Rule: Candidate concepts in ingestion pipeline
Problem description
Sources often do not fully cover the vocabulary fields on the MP side. To give an example: we use for activities the TaDiRAH2 vocabulary but this vocabulary is only sometimes used by sources. Therefore we take the values from the source that fit our vocabulary. We currently don't have a general rule for the values that do not fit into the vocabulary.
Workflow
In the mapping process we try to identify how much coverage we get from a source field when mapping it to an MP vocabulary driven field (type CONCEPT). We may introduce a value mapping table to support an ingestion pipeline (currently this is done in the mapping spreadsheet but needs to be moved to a machine readable format which can be also edited and evolved by curators - there will be a dedicated issue on this).
Based on the source values and on the mapping table we hopefully have a high coverage when ingesting data from a source. But there will be probabily values that were not covered or that are so much apart the MP vocabulary that they qualify for a new concept value (or maybe covered better by a different vocabulary).

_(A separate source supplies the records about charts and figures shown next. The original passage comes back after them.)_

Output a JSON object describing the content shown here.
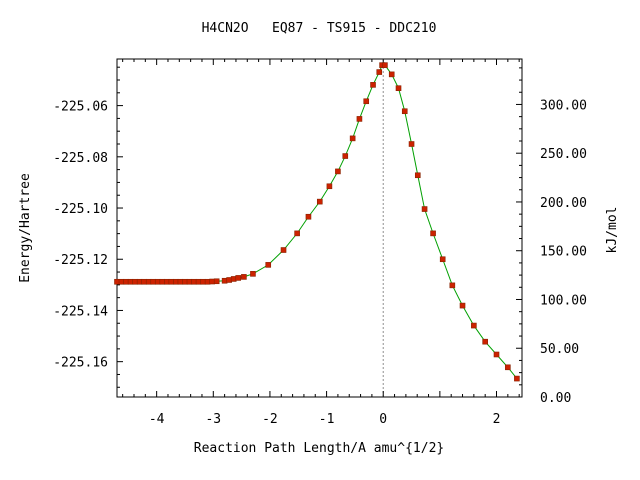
{
  "chart_data": {
    "type": "scatter",
    "title": "H4CN2O   EQ87 - TS915 - DDC210",
    "xlabel": "Reaction Path Length/A amu^{1/2}",
    "ylabel": "Energy/Hartree",
    "y2label": "kJ/mol",
    "xlim": [
      -4.7,
      2.45
    ],
    "ylim": [
      -225.1738,
      -225.0418
    ],
    "y2lim": [
      0.0,
      346.6
    ],
    "xticks": [
      -4,
      -3,
      -2,
      -1,
      0,
      2
    ],
    "xtick_labels": [
      "-4",
      "-3",
      "-2",
      "-1",
      "0",
      "2"
    ],
    "xtick_label_positions": [
      -4,
      -3,
      -2,
      -1,
      0,
      2
    ],
    "yticks": [
      -225.06,
      -225.08,
      -225.1,
      -225.12,
      -225.14,
      -225.16
    ],
    "ytick_labels": [
      "-225.06",
      "-225.08",
      "-225.10",
      "-225.12",
      "-225.14",
      "-225.16"
    ],
    "y2ticks": [
      0,
      50,
      100,
      150,
      200,
      250,
      300
    ],
    "y2tick_labels": [
      "0.00",
      "50.00",
      "100.00",
      "150.00",
      "200.00",
      "250.00",
      "300.00"
    ],
    "ts_x": 0.0,
    "grid": false,
    "legend": "none",
    "colors": {
      "line": "#00a000",
      "marker": "#cc2200",
      "marker_edge": "#882200",
      "ts_line": "#909090"
    },
    "series": [
      {
        "x": [
          -4.7,
          -4.62,
          -4.54,
          -4.46,
          -4.38,
          -4.3,
          -4.22,
          -4.14,
          -4.06,
          -3.98,
          -3.9,
          -3.82,
          -3.74,
          -3.66,
          -3.58,
          -3.5,
          -3.42,
          -3.34,
          -3.26,
          -3.18,
          -3.1,
          -3.02,
          -2.94,
          -2.8,
          -2.72,
          -2.64,
          -2.56,
          -2.46,
          -2.3,
          -2.03,
          -1.76,
          -1.52,
          -1.32,
          -1.12,
          -0.95,
          -0.8,
          -0.67,
          -0.54,
          -0.42,
          -0.3,
          -0.18,
          -0.07,
          -0.02,
          0.03,
          0.15,
          0.27,
          0.38,
          0.5,
          0.61,
          0.73,
          0.88,
          1.05,
          1.22,
          1.4,
          1.6,
          1.8,
          2.0,
          2.2,
          2.36
        ],
        "y": [
          -225.1288,
          -225.1288,
          -225.1288,
          -225.1288,
          -225.1288,
          -225.1288,
          -225.1288,
          -225.1288,
          -225.1288,
          -225.1288,
          -225.1288,
          -225.1288,
          -225.1288,
          -225.1288,
          -225.1288,
          -225.1288,
          -225.1288,
          -225.1288,
          -225.1288,
          -225.1288,
          -225.1288,
          -225.1287,
          -225.1286,
          -225.1284,
          -225.1281,
          -225.1277,
          -225.1273,
          -225.1269,
          -225.1257,
          -225.1222,
          -225.1164,
          -225.1099,
          -225.1034,
          -225.0975,
          -225.0915,
          -225.0857,
          -225.0797,
          -225.0728,
          -225.0652,
          -225.0583,
          -225.0519,
          -225.0469,
          -225.0442,
          -225.0442,
          -225.0478,
          -225.0532,
          -225.0622,
          -225.075,
          -225.0872,
          -225.1004,
          -225.1099,
          -225.12,
          -225.1302,
          -225.1381,
          -225.1459,
          -225.1522,
          -225.1572,
          -225.1622,
          -225.1666
        ]
      }
    ]
  }
}
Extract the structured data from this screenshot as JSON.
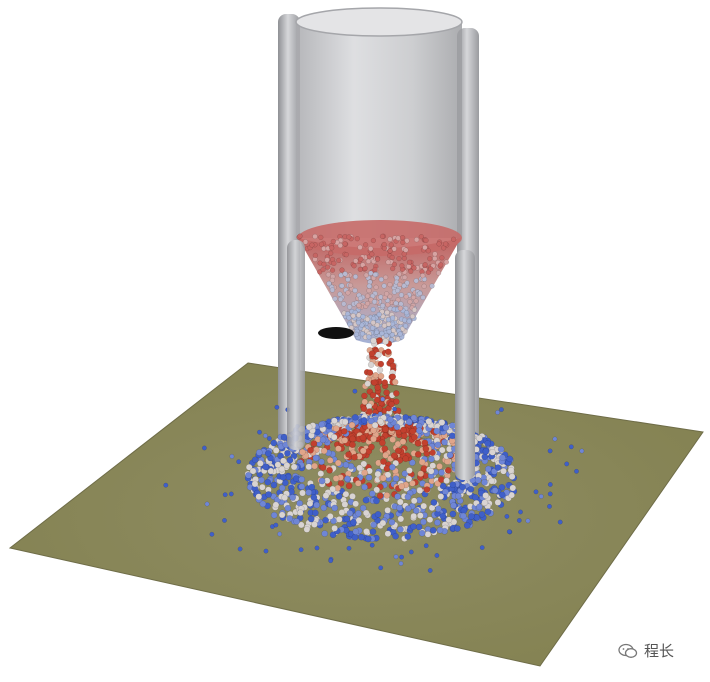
{
  "scene": {
    "description_colors": {
      "background": "#ffffff",
      "floor": "#8c8a60",
      "floor_edge": "#6f6d48",
      "silo_body": "#c9cacd",
      "silo_rim": "#e8e8ea",
      "leg": "#bdbec1",
      "leg_shade": "#8f9094",
      "hopper_particles_top": "#c0605e",
      "hopper_particles_bottom": "#a4b2d6",
      "hot_particle": "#c2402e",
      "warm_particle": "#e0a58a",
      "neutral_particle": "#d9d4d2",
      "cool_particle": "#6f86d6",
      "cold_particle": "#3f5fc9",
      "shadow": "#111111"
    },
    "icons": [
      "wechat-icon"
    ]
  },
  "watermark": {
    "text": "程长"
  }
}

To make the whole thing even more complicated: we do have vocabularies were we don't like to add new concepts (usually controlled vocabularies coming from an external authority where new concepts should be introduced by this authority and not through us, e.g. TaDiRAH).
In the backend we do have a vocabulary management implemented (sshoc-marketplace-backend#86 (closed)) that is able to handle candidate concepts. It allows to add new concepts to a vocabulary. This mechanism should be used for newly discovered concepts at the source but with consideration of afore mentioned closed vocabularies.
General rule to apply
If a concept is discovered at the source that can't be found in the MP vocabulary of the concerned MP field (usually a dynamic property) and where the value of the concept is also not defined in the mapping table, then this concept becomes a candidate concept. Such candidate concepts should be added to the MP sshoc-keyword
vocabulary (API call api/vocabularies/sshoc-keyword
) as long as the mapping document does not say something different. To give an example: if for the MP activity
property a new concept is discovered at the source which qualifies as a candidate concept, then this candidate concept should be added to the MP keyword
property (and not to the activity
property). Additionally, there should be a logfile created, which informs about this newly found candidate concepts (we like to have for curation the information from where candidate concepts are coming and we hope to solve this with such logfiles).
Questions @sotiris.karampatakis @anowak ?
Informing @matej.durco @lbarbot @edward.gray about this rule